Even in the cold and quiet of the woman walking by her side the homely power of the poor huckster was not weak to warm or to strengthen. Margaret left her, turning into the crowded street leading to the part of the town where the factories lay. The throng of anxious-faced men and women jostled and pushed, but she passed through them with a different heart from yesterday’s. Somehow, the morbid fancies were gone; she was keenly alive; the homely real life of this huckster had fired her, touched her blood with a more vital stimulus than any tale of crusader. As she went down the crooked maze of dingy lanes, she could hear Lois’s little cracked bell far off: it sounded like a Christmas song to her. She half smiled, remembering how sometimes in her distempered brain the world had seemed a gray, dismal Dance of Death. How actual it was to-day,—hearty, vigorous, alive with honest work and tears and pleasure! A broad, good world to live and work in, to suffer or die, if God so willed it,—God, the good!
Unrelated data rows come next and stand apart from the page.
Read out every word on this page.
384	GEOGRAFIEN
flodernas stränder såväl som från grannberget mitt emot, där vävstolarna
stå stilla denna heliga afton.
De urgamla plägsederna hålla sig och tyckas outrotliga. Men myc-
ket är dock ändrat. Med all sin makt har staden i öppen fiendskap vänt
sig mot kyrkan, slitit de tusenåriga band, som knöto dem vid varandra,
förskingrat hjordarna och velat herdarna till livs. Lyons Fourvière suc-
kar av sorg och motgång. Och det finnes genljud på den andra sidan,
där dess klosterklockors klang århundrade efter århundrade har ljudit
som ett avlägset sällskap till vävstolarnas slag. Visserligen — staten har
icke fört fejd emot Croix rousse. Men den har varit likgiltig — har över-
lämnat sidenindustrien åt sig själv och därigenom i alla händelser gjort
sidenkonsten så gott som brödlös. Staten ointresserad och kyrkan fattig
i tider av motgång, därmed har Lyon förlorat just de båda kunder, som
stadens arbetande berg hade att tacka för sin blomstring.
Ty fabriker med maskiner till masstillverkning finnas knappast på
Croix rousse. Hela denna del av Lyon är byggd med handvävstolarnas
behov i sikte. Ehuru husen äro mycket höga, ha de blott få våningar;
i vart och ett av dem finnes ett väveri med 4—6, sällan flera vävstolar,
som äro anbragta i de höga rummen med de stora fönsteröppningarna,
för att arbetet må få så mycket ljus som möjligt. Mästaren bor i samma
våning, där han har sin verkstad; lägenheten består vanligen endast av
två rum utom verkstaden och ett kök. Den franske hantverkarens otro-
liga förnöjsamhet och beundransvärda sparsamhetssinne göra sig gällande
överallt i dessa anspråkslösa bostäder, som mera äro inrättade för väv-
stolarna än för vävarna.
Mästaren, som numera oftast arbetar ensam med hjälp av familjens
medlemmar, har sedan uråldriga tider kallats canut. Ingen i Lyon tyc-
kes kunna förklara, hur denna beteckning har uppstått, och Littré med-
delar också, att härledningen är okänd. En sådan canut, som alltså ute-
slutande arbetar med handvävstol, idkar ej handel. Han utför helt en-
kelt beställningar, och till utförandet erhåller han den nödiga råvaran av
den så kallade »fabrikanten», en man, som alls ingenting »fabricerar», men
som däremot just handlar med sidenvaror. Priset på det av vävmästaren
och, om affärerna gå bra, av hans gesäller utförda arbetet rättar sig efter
She entered the vast, dingy factory; the woollen dust, the clammy air of copperas were easier to breathe in; the cramped, sordid office, the work, mere trifles to laugh at; and she bent over the ledger with its hard lines in earnest good-will, through the slow creeping hours of the long day. She noticed that the unfortunate chicken was making its heart glad over a piece of fresh earth covered with damp moss. Dr. Knowles stopped to look at it when he came, passing her with a surly nod.
“So your master’s not forgotten you,” he snarled, while the blind old hen cocked her one eye up at him.
Pike, the manager, had brought in some bills.
“Who’s its master?” he said, curiously, stopping by the door.
“Holmes,—he feeds it every morning.”
The Doctor drawled out the words with a covert sneer, watching the quiet, cold face bending over the desk, meantime.
Pike laughed.
“Bah! it’s the first thing he ever fed, then, besides himself. Chickens must lie nearer his heart than men.”
Knowles scowled at him; he had no fancy for Pike’s scurrilous gossip.
The quiet face was unmoved. When he heard the manager’s foot on the ladder without, he tested it again. He had a vague suspicion which he was determined to verify.
“Holmes,” he said, carelessly, “has an affinity for animals. No wonder. Adam must have been some such man as he, when the Lord gave him ‘dominion over the fish of the sea, and over the fowl of the air.’”
The hand paused courteously a moment, then resumed its quick, cool movement over the page. He was not baffled.
“If there were such a reality as mastership, that man was born to rule. Pike will find him harder to cheat than me, when he takes possession here.”
She looked up now, attentive.
“He came here to take my place in the mills,—buy me out,—articles will be signed in a day or two. I know what you think,—no,—not worth a dollar. Only brains and a soul, and he’s sold them at a high figure,—threw his heart in,—the purchaser being a lady. It was light, I fancy,—starved out, long ago.”